Dallas Buyers Club. Parmi mes commandements de cinéphile figure en bonne place : « De la bande-annonce tu te méfieras ». J’avais vu celle du film de Jean-Marc Vallée, je m’en étais méfiée et j’avais raison. Le film est malheureusement exactement ce qu’en annoncent les extraits ; des performances dévorantes, un récit fidèle au fait réel et une reconstitution appliquée des années 80. Le début est efficace et bénéficie de la puissance de son acteur principal (Matthew McConaughey). Cependant, la tension recherchée à travers le compte à rebours des intertitres s’essouffle rapidement. Le film se perd alors dans une dérive "brokovichienne" tout à fait regrettable. Ennui et indifférence.

31 mars

Leçons d’Harmonie, réalisé par Emir Baigazin. Rigueur formelle. Visages incroyables devant les murs blancs immaculés d’une école de la violence et de la sélection. Animaux petits et grands, objets d’expérimentations cruelles, de sacrifices, de mises à mort nécessaires ou de visions. Absence terrible des figures parentales et omniprésence des "grands frères" menaçants. Il y a beaucoup à prendre dans ce film, jusqu’au crime et à l’arrestation. Mais, lorsque les figures d’adultes s’imposent davantage, le propos bascule dans une démonstration qu’il a frôlée déjà plusieurs fois (l’enchaînement d’une leçon sur Gandhi et d’un cours sur les armes). Les motifs du film deviennent surlignés, expliqués avec une certaine pesanteur : le policier a été enseignant, le verre dont l’eau enfin purifié par la vengeance peut à nouveau être bu sans craindre la nausée, et la blancheur d’une chambre d’hôpital agit comme un dérangeant retour à l’équilibre après la geôle crasseuse. Le magnifique plan final confirme l’impression d’avoir vu le premier film d’un jeune cinéaste prometteur, mais un peu trop appliqué.

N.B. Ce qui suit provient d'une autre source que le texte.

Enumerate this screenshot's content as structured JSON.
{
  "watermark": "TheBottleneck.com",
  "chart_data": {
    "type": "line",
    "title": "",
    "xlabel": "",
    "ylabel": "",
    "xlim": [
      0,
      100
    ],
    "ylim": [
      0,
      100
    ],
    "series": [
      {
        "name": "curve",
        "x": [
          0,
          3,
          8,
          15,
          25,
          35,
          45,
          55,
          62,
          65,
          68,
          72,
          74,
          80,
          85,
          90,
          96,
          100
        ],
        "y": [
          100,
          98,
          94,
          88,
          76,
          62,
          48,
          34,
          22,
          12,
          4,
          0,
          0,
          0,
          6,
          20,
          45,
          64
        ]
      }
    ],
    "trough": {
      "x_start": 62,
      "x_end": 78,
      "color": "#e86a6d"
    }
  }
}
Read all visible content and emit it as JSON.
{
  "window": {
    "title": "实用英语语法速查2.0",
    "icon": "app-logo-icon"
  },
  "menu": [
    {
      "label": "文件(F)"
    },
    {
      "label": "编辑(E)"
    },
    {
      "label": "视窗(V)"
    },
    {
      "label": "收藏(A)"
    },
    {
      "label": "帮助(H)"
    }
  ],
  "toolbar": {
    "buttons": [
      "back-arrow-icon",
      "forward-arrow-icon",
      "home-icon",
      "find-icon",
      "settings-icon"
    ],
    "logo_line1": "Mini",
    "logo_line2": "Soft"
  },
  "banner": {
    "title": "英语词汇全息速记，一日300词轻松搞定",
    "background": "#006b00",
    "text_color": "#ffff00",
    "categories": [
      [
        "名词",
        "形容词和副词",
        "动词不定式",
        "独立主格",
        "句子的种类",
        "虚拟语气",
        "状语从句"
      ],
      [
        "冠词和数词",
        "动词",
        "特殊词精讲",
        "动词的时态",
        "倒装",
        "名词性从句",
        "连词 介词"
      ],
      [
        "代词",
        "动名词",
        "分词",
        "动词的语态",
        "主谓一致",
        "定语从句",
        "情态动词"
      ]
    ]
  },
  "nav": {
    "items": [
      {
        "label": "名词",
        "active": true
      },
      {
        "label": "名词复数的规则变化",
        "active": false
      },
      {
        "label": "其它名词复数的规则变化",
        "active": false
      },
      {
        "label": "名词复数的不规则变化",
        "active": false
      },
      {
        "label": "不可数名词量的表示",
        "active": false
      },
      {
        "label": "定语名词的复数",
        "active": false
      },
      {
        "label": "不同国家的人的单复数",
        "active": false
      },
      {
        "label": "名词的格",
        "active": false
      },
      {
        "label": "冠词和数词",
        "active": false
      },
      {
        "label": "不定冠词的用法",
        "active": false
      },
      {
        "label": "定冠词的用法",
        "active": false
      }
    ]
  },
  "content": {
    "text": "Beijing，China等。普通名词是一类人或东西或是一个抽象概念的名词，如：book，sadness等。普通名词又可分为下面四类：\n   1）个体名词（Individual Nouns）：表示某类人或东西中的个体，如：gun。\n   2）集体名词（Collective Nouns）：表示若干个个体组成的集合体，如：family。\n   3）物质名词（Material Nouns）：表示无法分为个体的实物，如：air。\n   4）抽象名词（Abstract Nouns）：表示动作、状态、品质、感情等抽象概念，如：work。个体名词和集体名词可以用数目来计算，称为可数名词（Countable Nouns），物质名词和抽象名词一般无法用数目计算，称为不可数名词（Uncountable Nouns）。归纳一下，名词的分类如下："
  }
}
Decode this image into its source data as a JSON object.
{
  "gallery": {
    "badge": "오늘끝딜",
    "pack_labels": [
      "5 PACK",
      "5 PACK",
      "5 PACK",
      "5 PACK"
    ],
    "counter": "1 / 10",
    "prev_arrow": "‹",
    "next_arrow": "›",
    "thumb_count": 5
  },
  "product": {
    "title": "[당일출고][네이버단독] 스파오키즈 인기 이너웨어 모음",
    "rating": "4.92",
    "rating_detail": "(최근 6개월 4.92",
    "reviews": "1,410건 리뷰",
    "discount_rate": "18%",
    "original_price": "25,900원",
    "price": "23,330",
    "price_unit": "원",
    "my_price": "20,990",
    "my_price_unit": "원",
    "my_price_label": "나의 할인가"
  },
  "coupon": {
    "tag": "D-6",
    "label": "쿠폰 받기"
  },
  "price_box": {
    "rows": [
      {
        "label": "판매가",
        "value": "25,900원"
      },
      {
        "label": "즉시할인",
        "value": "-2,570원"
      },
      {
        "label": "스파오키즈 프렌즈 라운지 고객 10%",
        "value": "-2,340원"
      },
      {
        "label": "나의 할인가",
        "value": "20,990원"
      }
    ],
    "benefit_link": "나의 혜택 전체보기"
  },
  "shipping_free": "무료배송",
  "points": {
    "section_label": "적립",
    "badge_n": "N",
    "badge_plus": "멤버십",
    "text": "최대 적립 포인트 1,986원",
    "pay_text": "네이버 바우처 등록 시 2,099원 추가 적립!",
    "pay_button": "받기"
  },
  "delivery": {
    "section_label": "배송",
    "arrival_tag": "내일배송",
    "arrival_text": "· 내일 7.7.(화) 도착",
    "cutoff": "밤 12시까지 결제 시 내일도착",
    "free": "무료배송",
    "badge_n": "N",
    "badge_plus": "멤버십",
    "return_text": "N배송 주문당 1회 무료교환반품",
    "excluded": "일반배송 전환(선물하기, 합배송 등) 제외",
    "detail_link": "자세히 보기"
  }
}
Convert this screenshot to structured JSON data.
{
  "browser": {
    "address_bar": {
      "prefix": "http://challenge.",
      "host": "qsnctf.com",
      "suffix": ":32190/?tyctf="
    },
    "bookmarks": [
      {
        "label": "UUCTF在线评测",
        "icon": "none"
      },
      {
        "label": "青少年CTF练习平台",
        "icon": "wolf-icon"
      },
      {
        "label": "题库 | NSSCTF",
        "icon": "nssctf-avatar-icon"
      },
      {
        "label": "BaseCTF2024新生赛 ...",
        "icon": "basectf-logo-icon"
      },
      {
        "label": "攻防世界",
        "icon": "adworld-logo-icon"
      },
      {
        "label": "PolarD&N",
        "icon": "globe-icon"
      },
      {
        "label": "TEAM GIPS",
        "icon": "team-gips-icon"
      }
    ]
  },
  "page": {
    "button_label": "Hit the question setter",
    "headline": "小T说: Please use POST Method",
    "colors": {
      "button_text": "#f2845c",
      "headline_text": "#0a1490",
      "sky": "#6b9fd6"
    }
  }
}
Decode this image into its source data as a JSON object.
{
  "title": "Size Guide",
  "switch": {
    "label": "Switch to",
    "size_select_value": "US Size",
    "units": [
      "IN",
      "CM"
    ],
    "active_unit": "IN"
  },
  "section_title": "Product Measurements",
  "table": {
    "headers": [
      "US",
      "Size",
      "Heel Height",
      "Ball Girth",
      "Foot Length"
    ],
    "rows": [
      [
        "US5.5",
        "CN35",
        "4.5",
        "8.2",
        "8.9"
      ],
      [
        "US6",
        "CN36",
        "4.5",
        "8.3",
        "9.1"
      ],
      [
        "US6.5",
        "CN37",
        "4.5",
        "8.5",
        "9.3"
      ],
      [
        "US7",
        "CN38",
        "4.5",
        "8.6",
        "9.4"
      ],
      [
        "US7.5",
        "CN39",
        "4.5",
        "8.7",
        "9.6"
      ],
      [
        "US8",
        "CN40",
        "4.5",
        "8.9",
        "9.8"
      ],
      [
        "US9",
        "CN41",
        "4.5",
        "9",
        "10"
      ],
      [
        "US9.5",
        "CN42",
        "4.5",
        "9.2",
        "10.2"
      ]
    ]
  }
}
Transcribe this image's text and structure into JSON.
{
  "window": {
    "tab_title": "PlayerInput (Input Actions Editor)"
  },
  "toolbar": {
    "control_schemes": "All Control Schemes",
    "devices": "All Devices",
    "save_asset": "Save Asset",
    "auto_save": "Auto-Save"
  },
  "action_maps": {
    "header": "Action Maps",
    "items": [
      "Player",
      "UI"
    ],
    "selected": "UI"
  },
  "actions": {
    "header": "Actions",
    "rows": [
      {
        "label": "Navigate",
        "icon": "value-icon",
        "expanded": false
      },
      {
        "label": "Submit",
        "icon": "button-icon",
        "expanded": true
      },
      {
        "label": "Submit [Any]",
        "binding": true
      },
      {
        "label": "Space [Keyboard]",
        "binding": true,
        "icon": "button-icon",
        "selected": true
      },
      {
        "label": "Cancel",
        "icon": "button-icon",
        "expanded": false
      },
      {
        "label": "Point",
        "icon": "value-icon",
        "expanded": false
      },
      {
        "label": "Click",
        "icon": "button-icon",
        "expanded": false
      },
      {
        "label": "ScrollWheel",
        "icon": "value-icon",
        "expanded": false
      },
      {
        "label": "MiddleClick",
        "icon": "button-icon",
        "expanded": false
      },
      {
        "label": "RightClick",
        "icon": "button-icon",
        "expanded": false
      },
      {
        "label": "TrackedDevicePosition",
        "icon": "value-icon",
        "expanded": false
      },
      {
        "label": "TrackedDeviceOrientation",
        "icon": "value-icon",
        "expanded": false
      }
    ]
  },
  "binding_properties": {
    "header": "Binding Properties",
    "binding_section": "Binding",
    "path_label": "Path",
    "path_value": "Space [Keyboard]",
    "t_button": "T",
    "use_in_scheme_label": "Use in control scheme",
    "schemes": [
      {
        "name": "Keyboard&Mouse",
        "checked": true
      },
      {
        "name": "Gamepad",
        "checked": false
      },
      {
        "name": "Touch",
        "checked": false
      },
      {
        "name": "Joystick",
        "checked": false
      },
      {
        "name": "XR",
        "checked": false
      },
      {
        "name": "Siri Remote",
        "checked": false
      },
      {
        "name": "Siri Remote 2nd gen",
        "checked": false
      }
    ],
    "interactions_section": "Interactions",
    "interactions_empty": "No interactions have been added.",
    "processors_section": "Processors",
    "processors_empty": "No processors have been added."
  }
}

Sacro gra, réalisé par Gianfranco Rosi. Filmer la marge du mythique cinéma italien de fiction, tout entier incarné dans Rome, ses monuments, ses rues, ses places et ses ruines. Filmer cet anneau qui sépare et qui rejette à la périphérie des prostituées, un chercheur qui fait parler le chuintement des larves dans les palmiers, un couple d’aristocrates désargentés et kitchs, des pêcheurs, un ambulancier… Tourner autour de cet anneau et revenir plusieurs fois à ces personnages sans parvenir à s’en approcher davantage. S’approcher d’eux depuis le fauteuil de la salle, en se relevant. Tenter de s’approcher de ce père, vieux fou ou sage, et de sa fille, en vain. La caméra reste accrochée dans le vide, filmant dans une contre-plongée quelque peu vertigineuse et étrange la fenêtre de leur petit appartement. Les personnages s’effacent vite ; les lieux désolés et la route restent en mémoire.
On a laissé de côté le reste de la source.